Per il pregresso è probabile che la soppressione sia, sul piano delle fonti del diritto, possibile. Il vitalizio in Sardegna non è stato disciplinato con legge, ma con semplici atti dell’Ufficio di Presidenza del Consiglio. Una legge forse non troverebbe ostacoli ad incidere su di essi. Rimane però l’affidamento, che è sempre un valore giuridico, e rimane sopratutto il fatto che sul vitalizio non si fondano solo privilegi, ma anche soltanto la sussistenza di molte persone. Mettere mano con propositi abolitivi è, dunque, una questione complessa, perché richiederebbe un’articolazione della disciplina, togliendo, ad esempio, a chi cumula con altri trattamenti pensionistici adeguati. Si tratterebbe di una operazione difficile da porre in essere con equilibrio e senso di giustizia, e non sarebbe facile da giustificare alla luce del principio di eguaglianza, anche se questo sicuramente giustifica la diversità dei trattamenti in relazione a situazioni economiche personali diverse. Il cosidetto diritto differenziato è latamente ammesso e giustificato quando è volto, con ragionevolezza, a colmare differenze.

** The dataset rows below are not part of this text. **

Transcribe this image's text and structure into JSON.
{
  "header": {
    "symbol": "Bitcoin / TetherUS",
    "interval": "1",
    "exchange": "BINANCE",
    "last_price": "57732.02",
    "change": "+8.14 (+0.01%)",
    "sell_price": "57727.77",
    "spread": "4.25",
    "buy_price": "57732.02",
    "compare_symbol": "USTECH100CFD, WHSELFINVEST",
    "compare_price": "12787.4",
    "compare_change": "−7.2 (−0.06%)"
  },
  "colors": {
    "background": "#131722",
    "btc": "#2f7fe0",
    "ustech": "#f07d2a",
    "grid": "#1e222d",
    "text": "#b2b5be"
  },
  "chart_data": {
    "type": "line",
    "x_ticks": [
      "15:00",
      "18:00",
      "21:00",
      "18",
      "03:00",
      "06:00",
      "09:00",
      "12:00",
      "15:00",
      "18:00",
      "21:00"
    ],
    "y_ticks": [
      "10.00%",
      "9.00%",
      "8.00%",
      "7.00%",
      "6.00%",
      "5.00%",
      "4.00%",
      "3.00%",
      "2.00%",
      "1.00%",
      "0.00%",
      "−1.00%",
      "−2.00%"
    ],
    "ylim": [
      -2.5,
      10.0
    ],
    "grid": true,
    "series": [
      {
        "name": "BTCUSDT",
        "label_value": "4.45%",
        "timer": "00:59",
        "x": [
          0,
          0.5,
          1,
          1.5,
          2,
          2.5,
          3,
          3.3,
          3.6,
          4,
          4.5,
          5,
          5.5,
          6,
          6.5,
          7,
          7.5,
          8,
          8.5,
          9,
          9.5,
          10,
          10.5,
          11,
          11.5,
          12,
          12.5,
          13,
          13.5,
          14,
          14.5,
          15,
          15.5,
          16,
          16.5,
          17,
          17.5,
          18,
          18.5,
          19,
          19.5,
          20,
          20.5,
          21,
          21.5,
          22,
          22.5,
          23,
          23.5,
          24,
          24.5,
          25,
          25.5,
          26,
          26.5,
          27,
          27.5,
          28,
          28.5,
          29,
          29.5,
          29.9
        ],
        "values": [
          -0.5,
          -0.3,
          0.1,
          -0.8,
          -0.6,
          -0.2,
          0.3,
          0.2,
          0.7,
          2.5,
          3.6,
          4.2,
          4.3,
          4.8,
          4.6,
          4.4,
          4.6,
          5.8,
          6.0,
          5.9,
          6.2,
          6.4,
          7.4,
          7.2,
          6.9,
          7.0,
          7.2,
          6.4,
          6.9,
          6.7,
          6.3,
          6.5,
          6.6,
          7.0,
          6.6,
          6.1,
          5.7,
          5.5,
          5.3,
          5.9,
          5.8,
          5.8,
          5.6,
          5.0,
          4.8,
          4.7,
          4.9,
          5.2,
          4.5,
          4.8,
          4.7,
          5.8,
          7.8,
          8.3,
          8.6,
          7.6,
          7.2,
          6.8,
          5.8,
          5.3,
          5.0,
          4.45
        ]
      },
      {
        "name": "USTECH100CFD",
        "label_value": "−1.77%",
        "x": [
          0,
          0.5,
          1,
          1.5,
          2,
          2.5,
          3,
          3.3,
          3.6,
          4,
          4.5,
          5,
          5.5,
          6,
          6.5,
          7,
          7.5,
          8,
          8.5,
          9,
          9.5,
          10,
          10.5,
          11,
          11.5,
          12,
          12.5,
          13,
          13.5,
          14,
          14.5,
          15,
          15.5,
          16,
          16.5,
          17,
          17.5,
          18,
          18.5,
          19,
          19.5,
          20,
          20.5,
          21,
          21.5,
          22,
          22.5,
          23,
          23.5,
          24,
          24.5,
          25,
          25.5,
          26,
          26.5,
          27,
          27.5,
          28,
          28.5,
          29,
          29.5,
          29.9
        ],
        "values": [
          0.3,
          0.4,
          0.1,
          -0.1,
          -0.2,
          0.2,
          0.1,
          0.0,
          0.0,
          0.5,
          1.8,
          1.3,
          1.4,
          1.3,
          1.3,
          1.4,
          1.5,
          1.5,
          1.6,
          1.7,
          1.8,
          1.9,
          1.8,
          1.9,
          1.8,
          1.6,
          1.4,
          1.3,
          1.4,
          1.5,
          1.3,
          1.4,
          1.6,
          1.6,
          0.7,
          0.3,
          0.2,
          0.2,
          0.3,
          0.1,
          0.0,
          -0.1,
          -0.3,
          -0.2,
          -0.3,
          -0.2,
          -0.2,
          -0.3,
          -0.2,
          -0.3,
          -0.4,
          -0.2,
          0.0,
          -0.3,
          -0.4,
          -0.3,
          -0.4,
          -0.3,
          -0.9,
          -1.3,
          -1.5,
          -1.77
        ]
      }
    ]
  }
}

Volendo dare un taglio netto, si può pensare anche a non incidere sul pregresso, ponendo una disciplina chiara per il futuro. Forse da questo punto di vista la critica alla lieve sforbiciata proposta di Ganau è eccessiva. L’esistente, a ben vedere, in pochi anni si riduce per cause naturali e poi scompare, il problema è cosa fare d’ora in avanti. Prevedere un’abolizione pura, è così semplice da essere semplicistico. Che coloro che servono le istituzioni parlamentari abbiano un particolare trattamento economico ha una giustificazione che affonda nella storia del costituzionalismo moderno. Rendere le cariche pubbliche accessibili a tutti comporta la previsione di un’indennità. Il problema è dunque quello della misura. E così come devono essere ragionevoli le indennità di carica, ancor più devono essere moderati i trattamenti per il dopo, cioè una volta cessato il mandato. Qui è sufficiente garantire una base economica minima, da assicurare con un’integrazione del Consiglio regionale ove gli ex consiglieri non la raggiungano col trattamento di quiescenza proprio. Fissata, ad esempio, in 2.500 euro la base minima, il concorso regionale potrebbe essere limitato all’integrazione per chi ha pensioni proprie inferiori. In questo modo con una spesa di gran lunga più ridotta rispetto a quella attuale si riuscirebbe anche a dare sostanza, con equilibrio, a quel principio che tende ad assicurare l’indipendenza delle istituzioni, garantendo la tranquillità economica dei suoi membri.
Certo, ci possono essere anche altre soluzioni. L’importante è dire con chiarezza cosa si vuole, rimanendo nell’ambito di trattamenti ragionevoli e ispirati a senso di equilibrio e di giustizia. L’Assemblea regionale e il suo Presidente, giacché stanno decidendo su se stessi, dovrebbero tenere nel massimo conto l’opinione popolare e agire in sintonia con essa. Questo eviterebbe anche di fare carte false.